Владимир Дружинин - Именем Ея Величества
Губернатор обязан спросить. Служащим Монетного двора одежда определена казённая. Ему, вишь, тесно в ней. Тот же домовой лохматый, пугавший челядь.
— Прости, душно в немецком!
— Бунтуешь всё…
Усадил гостя в Плитковой, велел подать водки, солёных огурцов. Речи его занятны. Согрелся, обмяк в кресле, надобно раззадорить.
— Что ж на немецкое ополчился? Из Европы к нам просвещенье идёт.
— Видимость это, машкерад. Тело грешное наряжаем, а душа-то в потёмках.
— На то ученье.
— Ой, князюшка! Где учителя? Вон профессора в Академии, читают трактаты, да кто их разумеет? Я толкнулся к Байеру, — авось присоветует путное, кое-как по-немецки ему… Замахал на меня, заклохтал… Понял я то, что русское государство основано германцами. Вот евонный трактат… Почему они наш язык не учат? Ты скажи им!
Заноза старая колет, — отверженный он, труды его членам Академии недоступны, изволь по-немецки или по-латыни! В учёном синклите ему не место. Гисторию Петра Великого государыня доверила академикам, и светлейший одобрил. Крекшину ли тягаться…
— Какова грива-то? У коня… Одиннадцать сажен?
Царь будто бы видел такую, в Голландии. Крекшин, ничтоже сумняшеся, написал.

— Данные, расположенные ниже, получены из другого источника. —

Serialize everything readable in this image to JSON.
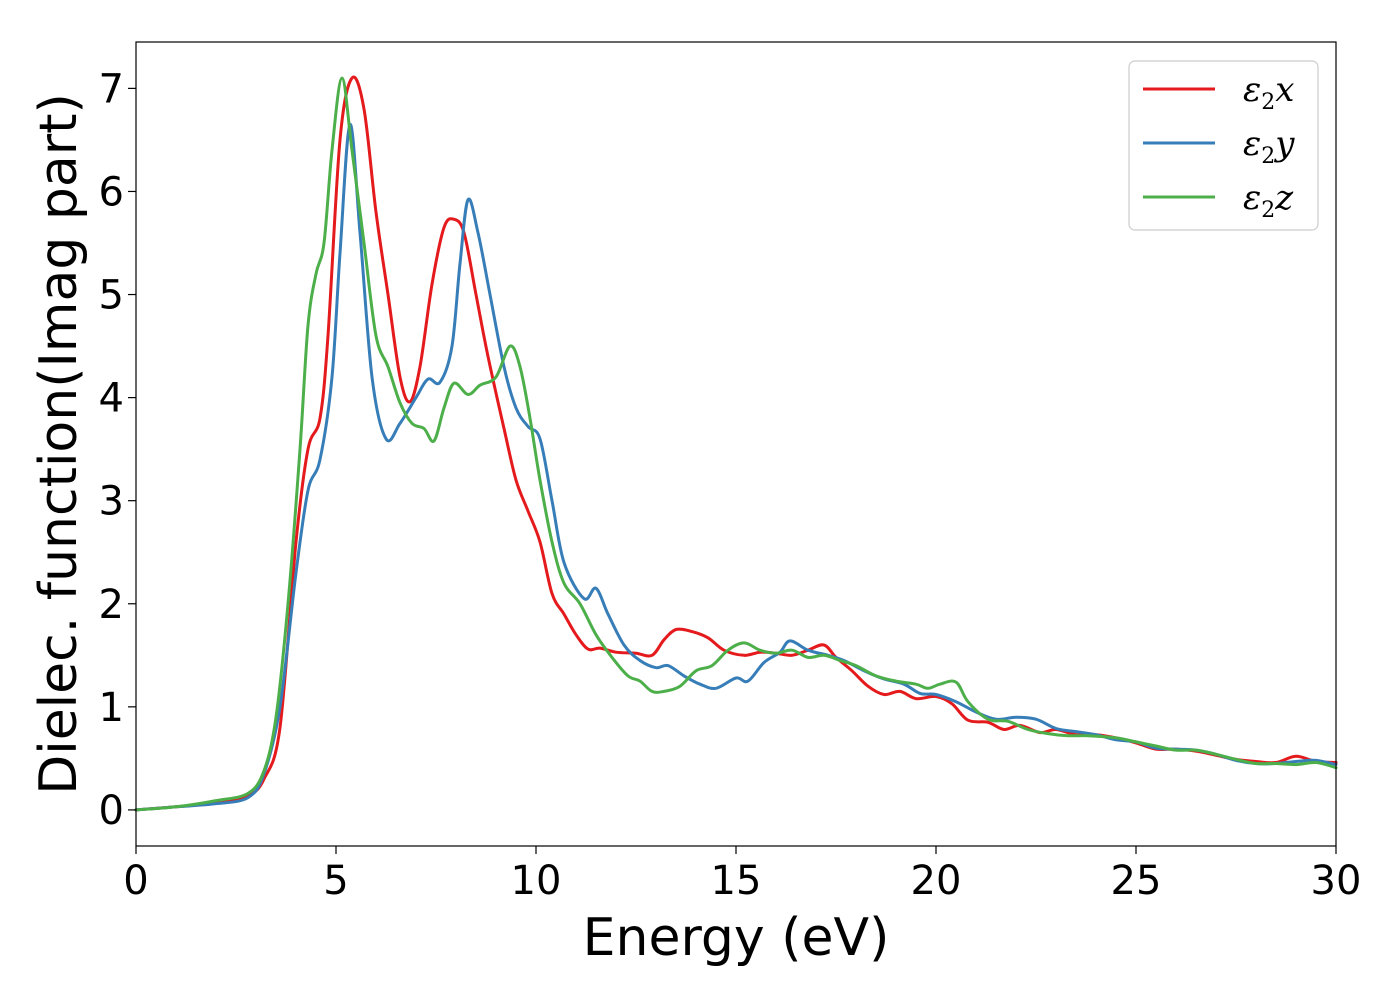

— Говорил я тебе, сказки рассказываешь.
— Убрал я гриву, эко дело! Я заново начал всю гисторию, с Новгорода, который был столицей всех славян. Величие Руси век от века возрастало, до ныне зримого апогея, вящего расцвета. Ты постыди, батюшка, профессоров. Ихняя гистория ложная, унижают нас. Уж коли ты не заступишься… Ох, горе! Изруган хожу и оплёван.

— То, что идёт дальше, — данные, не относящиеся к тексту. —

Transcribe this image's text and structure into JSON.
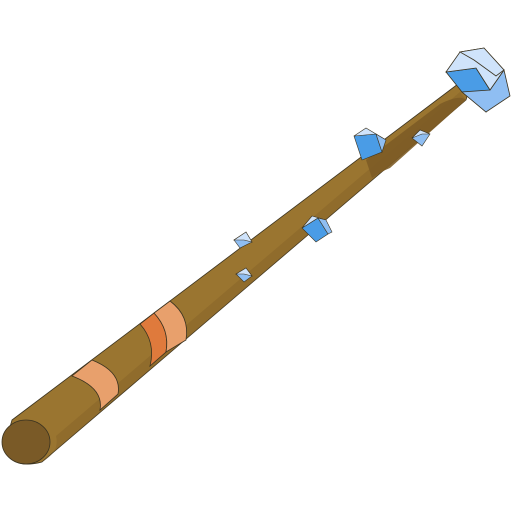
{
  "item": {
    "icon": "crystal-staff-icon",
    "colors": {
      "wood": "#9a7530",
      "wood_dark": "#7d5c26",
      "wood_end": "#7a5a27",
      "band_light": "#e8a06c",
      "band_orange": "#df7a3c",
      "crystal_light": "#cfe3fb",
      "crystal_mid": "#8fbef2",
      "crystal_dark": "#4a9ce6",
      "outline": "#3b3320"
    }
  }
}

— Постой! Ну, скажу я им… Думаешь, готово? Враз ты в мантии, магистр наук?
— Ты силы своей не ведаешь. Народ смотрит — Меншиков-то в седле, а царица пешком шествует. Неужто стерпит Господь? Пустит молнию, собьёт его. Нет, сидит Александр Данилыч. Значит, милость тебе громадная ниспослана. Предела не достиг ещё…

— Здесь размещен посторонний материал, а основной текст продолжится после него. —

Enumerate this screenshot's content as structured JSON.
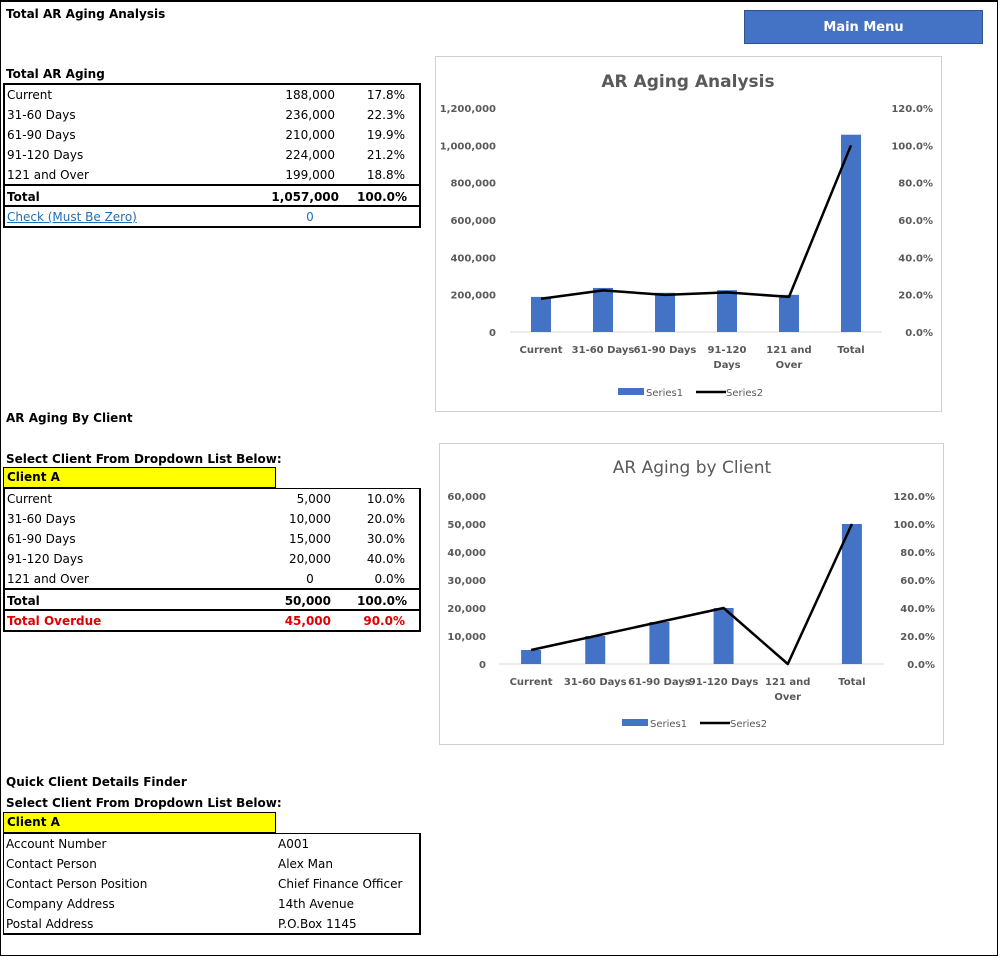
{
  "main_menu_label": "Main Menu",
  "section1": {
    "title": "Total AR Aging Analysis",
    "table_title": "Total AR Aging",
    "rows": [
      {
        "label": "Current",
        "amount": "188,000",
        "pct": "17.8%"
      },
      {
        "label": "31-60 Days",
        "amount": "236,000",
        "pct": "22.3%"
      },
      {
        "label": "61-90 Days",
        "amount": "210,000",
        "pct": "19.9%"
      },
      {
        "label": "91-120 Days",
        "amount": "224,000",
        "pct": "21.2%"
      },
      {
        "label": "121 and Over",
        "amount": "199,000",
        "pct": "18.8%"
      }
    ],
    "total": {
      "label": "Total",
      "amount": "1,057,000",
      "pct": "100.0%"
    },
    "check": {
      "label": "Check (Must Be Zero)",
      "value": "0"
    }
  },
  "section2": {
    "title": "AR Aging By Client",
    "select_prompt": "Select Client From Dropdown List Below:",
    "selected_client": "Client A",
    "rows": [
      {
        "label": "Current",
        "amount": "5,000",
        "pct": "10.0%"
      },
      {
        "label": "31-60 Days",
        "amount": "10,000",
        "pct": "20.0%"
      },
      {
        "label": "61-90 Days",
        "amount": "15,000",
        "pct": "30.0%"
      },
      {
        "label": "91-120 Days",
        "amount": "20,000",
        "pct": "40.0%"
      },
      {
        "label": "121 and Over",
        "amount": "0",
        "pct": "0.0%"
      }
    ],
    "total": {
      "label": "Total",
      "amount": "50,000",
      "pct": "100.0%"
    },
    "overdue": {
      "label": "Total Overdue",
      "amount": "45,000",
      "pct": "90.0%"
    }
  },
  "section3": {
    "title": "Quick Client Details Finder",
    "select_prompt": "Select Client From Dropdown List Below:",
    "selected_client": "Client A",
    "details": [
      {
        "label": "Account Number",
        "value": "A001"
      },
      {
        "label": "Contact Person",
        "value": "Alex Man"
      },
      {
        "label": "Contact Person Position",
        "value": "Chief Finance Officer"
      },
      {
        "label": "Company Address",
        "value": "14th Avenue"
      },
      {
        "label": "Postal Address",
        "value": "P.O.Box 1145"
      }
    ]
  },
  "colors": {
    "bar": "#4472c4",
    "line": "#000000",
    "client_highlight": "#ffff00",
    "overdue": "#e00000",
    "link": "#1f6fb5"
  },
  "chart_data": [
    {
      "type": "bar",
      "title": "AR Aging Analysis",
      "categories": [
        "Current",
        "31-60 Days",
        "61-90 Days",
        "91-120 Days",
        "121 and Over",
        "Total"
      ],
      "category_lines": [
        [
          "Current"
        ],
        [
          "31-60 Days"
        ],
        [
          "61-90 Days"
        ],
        [
          "91-120",
          "Days"
        ],
        [
          "121 and",
          "Over"
        ],
        [
          "Total"
        ]
      ],
      "series": [
        {
          "name": "Series1",
          "type": "bar",
          "axis": "left",
          "values": [
            188000,
            236000,
            210000,
            224000,
            199000,
            1057000
          ]
        },
        {
          "name": "Series2",
          "type": "line",
          "axis": "right",
          "values": [
            17.8,
            22.3,
            19.9,
            21.2,
            18.8,
            100.0
          ]
        }
      ],
      "ylim": [
        0,
        1200000
      ],
      "y_ticks": [
        "0",
        "200,000",
        "400,000",
        "600,000",
        "800,000",
        "1,000,000",
        "1,200,000"
      ],
      "y2lim": [
        0,
        120
      ],
      "y2_ticks": [
        "0.0%",
        "20.0%",
        "40.0%",
        "60.0%",
        "80.0%",
        "100.0%",
        "120.0%"
      ],
      "legend": "bottom",
      "grid": false
    },
    {
      "type": "bar",
      "title": "AR Aging by Client",
      "categories": [
        "Current",
        "31-60 Days",
        "61-90 Days",
        "91-120 Days",
        "121 and Over",
        "Total"
      ],
      "category_lines": [
        [
          "Current"
        ],
        [
          "31-60 Days"
        ],
        [
          "61-90 Days"
        ],
        [
          "91-120 Days"
        ],
        [
          "121 and",
          "Over"
        ],
        [
          "Total"
        ]
      ],
      "series": [
        {
          "name": "Series1",
          "type": "bar",
          "axis": "left",
          "values": [
            5000,
            10000,
            15000,
            20000,
            0,
            50000
          ]
        },
        {
          "name": "Series2",
          "type": "line",
          "axis": "right",
          "values": [
            10.0,
            20.0,
            30.0,
            40.0,
            0.0,
            100.0
          ]
        }
      ],
      "ylim": [
        0,
        60000
      ],
      "y_ticks": [
        "0",
        "10,000",
        "20,000",
        "30,000",
        "40,000",
        "50,000",
        "60,000"
      ],
      "y2lim": [
        0,
        120
      ],
      "y2_ticks": [
        "0.0%",
        "20.0%",
        "40.0%",
        "60.0%",
        "80.0%",
        "100.0%",
        "120.0%"
      ],
      "legend": "bottom",
      "grid": false
    }
  ]
}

— Укажи мне, ведун-колдун! Я-то глух, тебе астры глаголют.
Бывало, Крекшин чуть ли не с порога сообщал гороскоп. Данилыч беспечным смешком прикрыл щемящее любопытство.
— А тебе зачем? Астры индифферентны.
— Э, да ты по-учёному заговорил! Впрямь академик.
— Звёздам круговращенье задано, больше ничего. Идущему предел невидим. Перешагнёшь, оглянешься назад, тогда и узришь. Миновал и не заметил, а то соломку постлал бы. Молим, подай, Боже, знак заранее! Древние люди полёт птиц наблюдали. Мне вот утром голубь в окно стучал. К чему? Пустое это… Совесть лучше подскажет. Возгордился человек — хлоп, и споткнулся!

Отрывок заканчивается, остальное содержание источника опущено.